Видимо, неизвестность этой ночи и идущая от этого нервная взвинченность, в немалой степени подогретая темой разговора о восставших рабочих, а также моя позиция – наверное, все это вместе и вызвало взрыв откровения, столь непривычного для этих людей и столь безопасного для него в этом случае. Журналист понимал, что ничем не рискует, ибо с наступлением завтрашнего дня мы уже не увидимся никогда, Да, это так, но не только потому, что мы живем в одном городе – Москве. Но прежде всего в силу того, что нас разделяет то общественное отчуждение, преодолеть которое не способны ни парламентские законы, ни капиталы олигархов. Такое отчуждение как плотина на реке может быть сломлено только революционным движением масс снизу.

Под утро мы все-таки разошлись по своим комнатам. В кровать легла не разде­ваясь. Не спалось. Особенно на нервы действовали звуки, вдруг останавливающейся где-то рядом с домом машины. В этих случаях все превращалось в слух - благо комната находилась на первом этаже. Вот так лежа в темной комнате, я пыталась по­нять, где же в действительности проходит граница между моим страхом и реальной опасностью. Определить ее я так и не смогла, но лишь разносящийся по квартире запах часто закури­ваемых кем-то из моих попутчиков сигарет, подтверждал, что все-таки эта граница есть. И эта граница – уже и есть сама реальность.

Наверное, нечто похожее советские люди переживали в 1937 году, ког­да в подъ­езде среди ночи раздавались чьи-нибудь шаги или начинал шуметь поднимающийся лифт. Может быть, это просто какой-нибудь влюбленный парень счастливый возвращался с ночного свидания домой, а может быть, это были звуки шагов, которые вдруг замирали у вашей двери и … пронзительный звонок в дверь заставлял вас понять, что все это не выдумка, а правда, в которую не хочется верить.

 Но в любом случае достаточ­но одной такой ночи, чтобы запомнить все вздохи и выдохи лифта на каждом из этажей. Но даже, если в этот раз и обош­лось, в любом случае, эти страхи - часть этой общей реаль­ности под названием "гуманизм российской демократии". Забрезживший за окном неуютный утренний свет вызвал в душе облегчение. Вскоре раздался звонок. В дверях появился бодрый, подтянутый и хорошо выбритый Киряков. На его лице не было и следа от вчерашнего напряженного дня, равно как и не было сожаления об откровении ночного разговоре с нами. Через двад­цать минут мы въехали в поселок Советский.

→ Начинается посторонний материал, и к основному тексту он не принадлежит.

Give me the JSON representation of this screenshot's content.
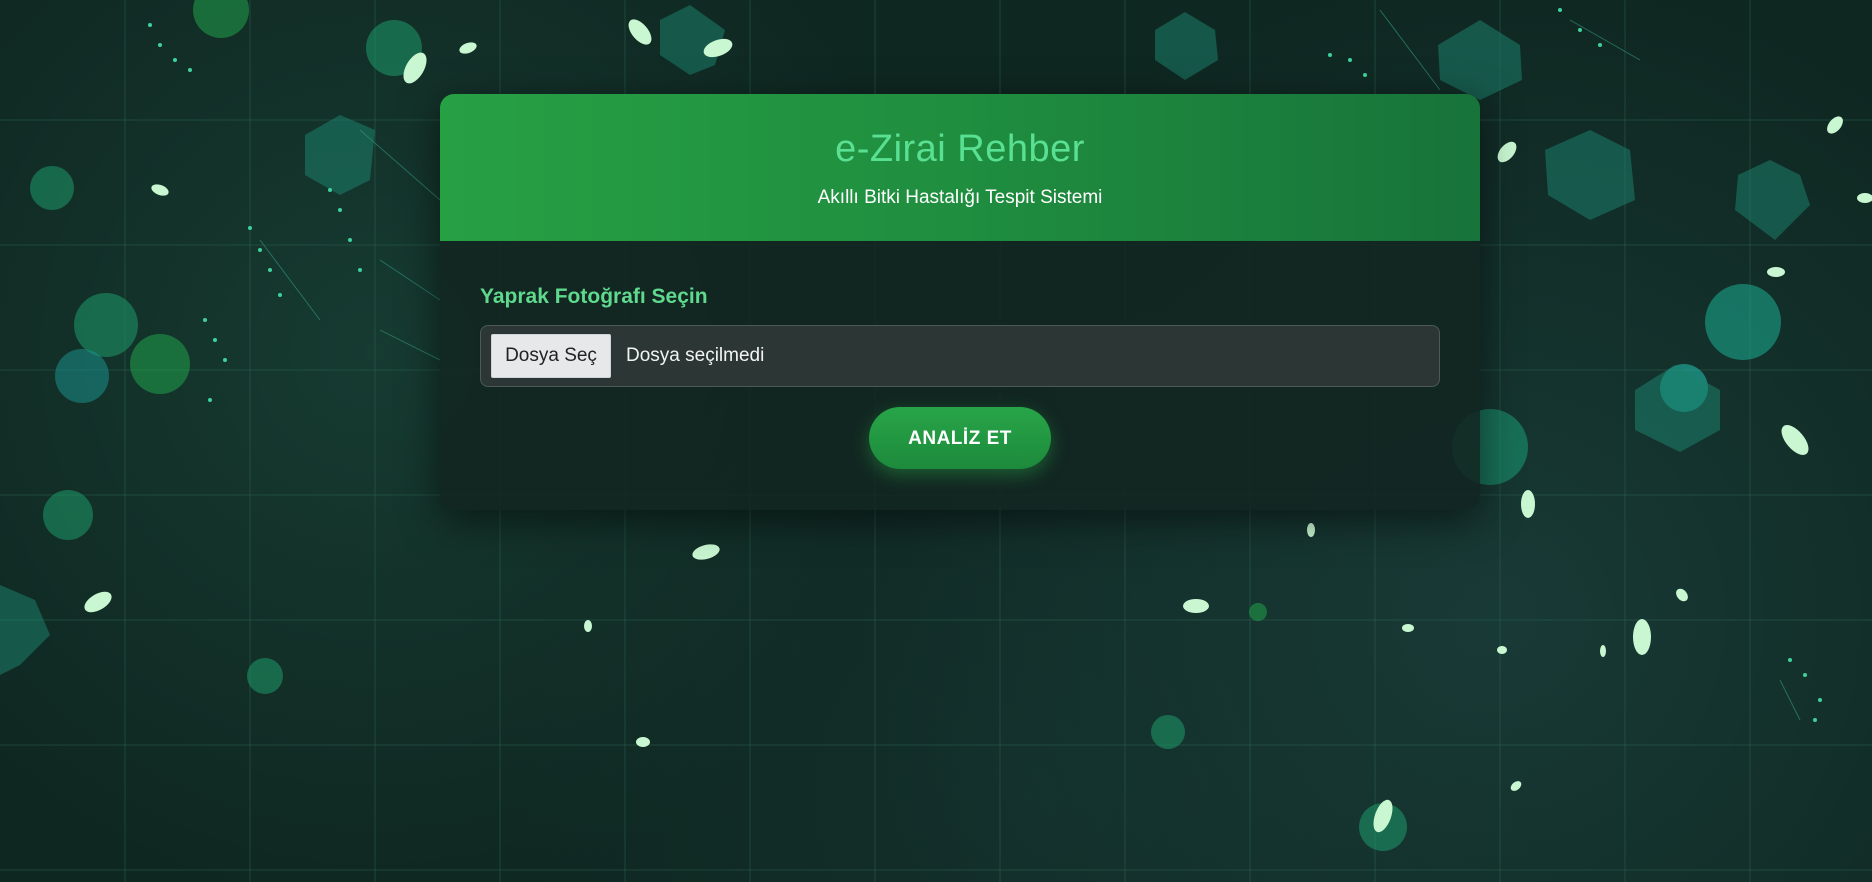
{
  "header": {
    "title": "e-Zirai Rehber",
    "subtitle": "Akıllı Bitki Hastalığı Tespit Sistemi"
  },
  "form": {
    "field_label": "Yaprak Fotoğrafı Seçin",
    "file_button_label": "Dosya Seç",
    "file_status": "Dosya seçilmedi",
    "submit_label": "ANALİZ ET"
  },
  "colors": {
    "background": "#0f2721",
    "header_gradient_start": "#27a044",
    "header_gradient_end": "#17733a",
    "title": "#59e093",
    "accent_label": "#5fd98d",
    "button": "#28a548"
  }
}
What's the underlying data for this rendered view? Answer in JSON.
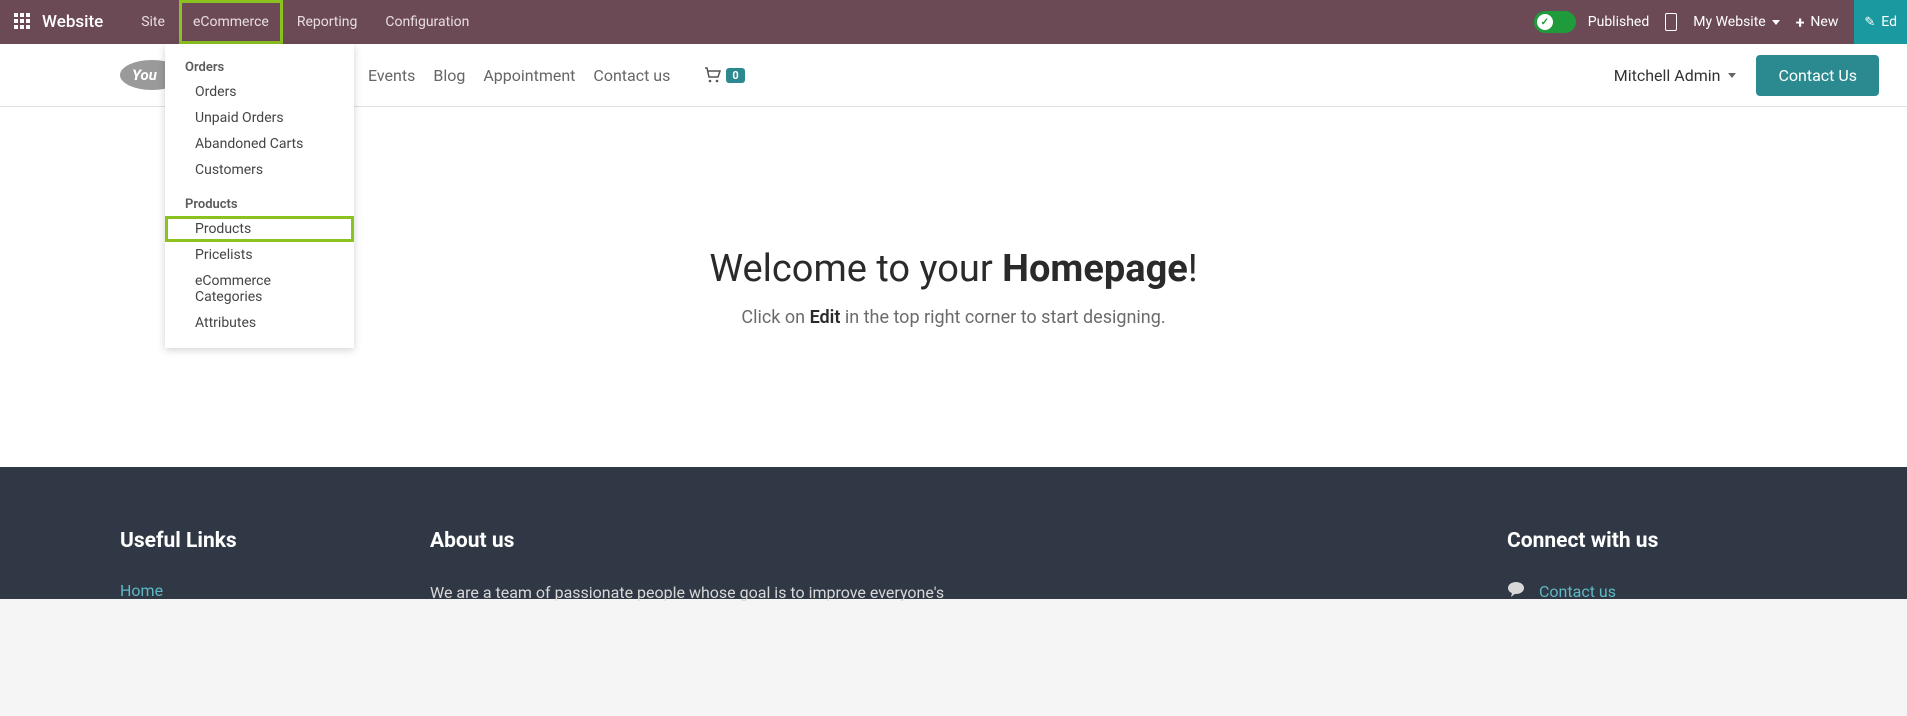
{
  "topbar": {
    "brand": "Website",
    "nav": [
      "Site",
      "eCommerce",
      "Reporting",
      "Configuration"
    ],
    "published": "Published",
    "my_website": "My Website",
    "new": "New",
    "edit": "Ed"
  },
  "dropdown": {
    "group1_header": "Orders",
    "group1": [
      "Orders",
      "Unpaid Orders",
      "Abandoned Carts",
      "Customers"
    ],
    "group2_header": "Products",
    "group2": [
      "Products",
      "Pricelists",
      "eCommerce Categories",
      "Attributes"
    ]
  },
  "sitenav": [
    "Events",
    "Blog",
    "Appointment",
    "Contact us"
  ],
  "cart_count": "0",
  "user": "Mitchell Admin",
  "contact_btn": "Contact Us",
  "hero": {
    "welcome_pre": "Welcome to your ",
    "welcome_bold": "Homepage",
    "welcome_post": "!",
    "sub_pre": "Click on ",
    "sub_bold": "Edit",
    "sub_post": " in the top right corner to start designing."
  },
  "footer": {
    "links_title": "Useful Links",
    "links": [
      "Home"
    ],
    "about_title": "About us",
    "about_text": "We are a team of passionate people whose goal is to improve everyone's",
    "connect_title": "Connect with us",
    "connect_link": "Contact us"
  }
}
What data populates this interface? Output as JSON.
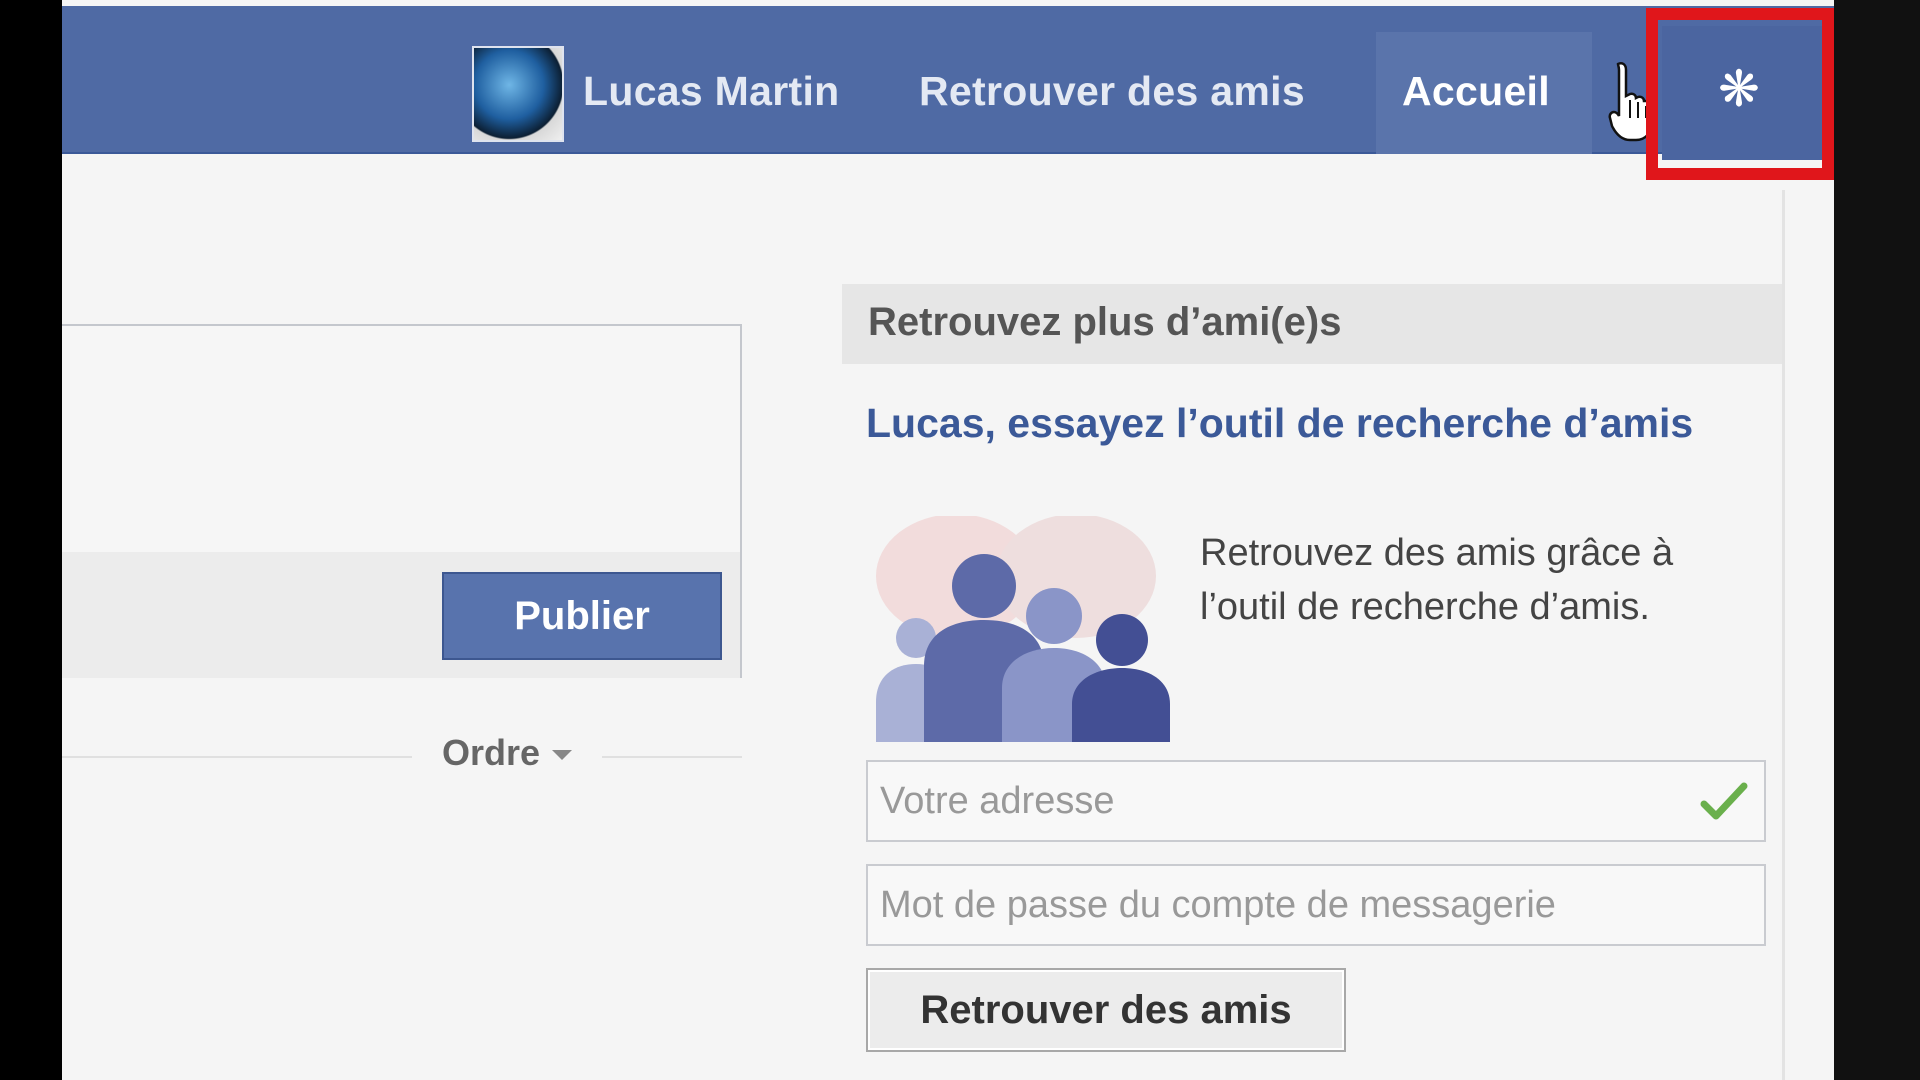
{
  "header": {
    "profile_name": "Lucas Martin",
    "find_friends": "Retrouver des amis",
    "home": "Accueil",
    "gear_icon": "gear-icon"
  },
  "composer": {
    "publish_label": "Publier",
    "order_label": "Ordre"
  },
  "friend_finder": {
    "title": "Retrouvez plus d’ami(e)s",
    "link": "Lucas, essayez l’outil de recherche d’amis",
    "description": "Retrouvez des amis grâce à l’outil de recherche d’amis.",
    "email_placeholder": "Votre adresse",
    "password_placeholder": "Mot de passe du compte de messagerie",
    "button_label": "Retrouver des amis"
  },
  "colors": {
    "topbar": "#4f6aa4",
    "highlight": "#e0161b",
    "link": "#3b5998"
  }
}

Кстати поселок, на территории которого находится ВЦБК назван «Советским». Это название возникло не из пиитета к социалистической риторике, а в связи с тем, что во время освобождения Ленинградской области от фашистов здесь над этим поселком погиб летчик Михаил по фамилии Советский, в честь которого и назван этот поселок.

Кирякова я встречала не раз в совершенно разных обстоя­тельствах. Я видела, как придя в профком, возле него собира­лись все активисты. Обсуждения всех вопросов он вел открыто без формальностей. Основной состав активистов - молодые жен­щины, которые слушали его с уважением, но при этом случае необходимости могли ему и возразить, не согласиться. Одним словом, его отношения с активистами вовсе не походили на ра­зговор профсоюзного начальника со своими подчиненными. В то же время, общаясь с активистами уважительно и открыто, он был достаточно жестким, не повторяя своих распоряжений дваж­ды.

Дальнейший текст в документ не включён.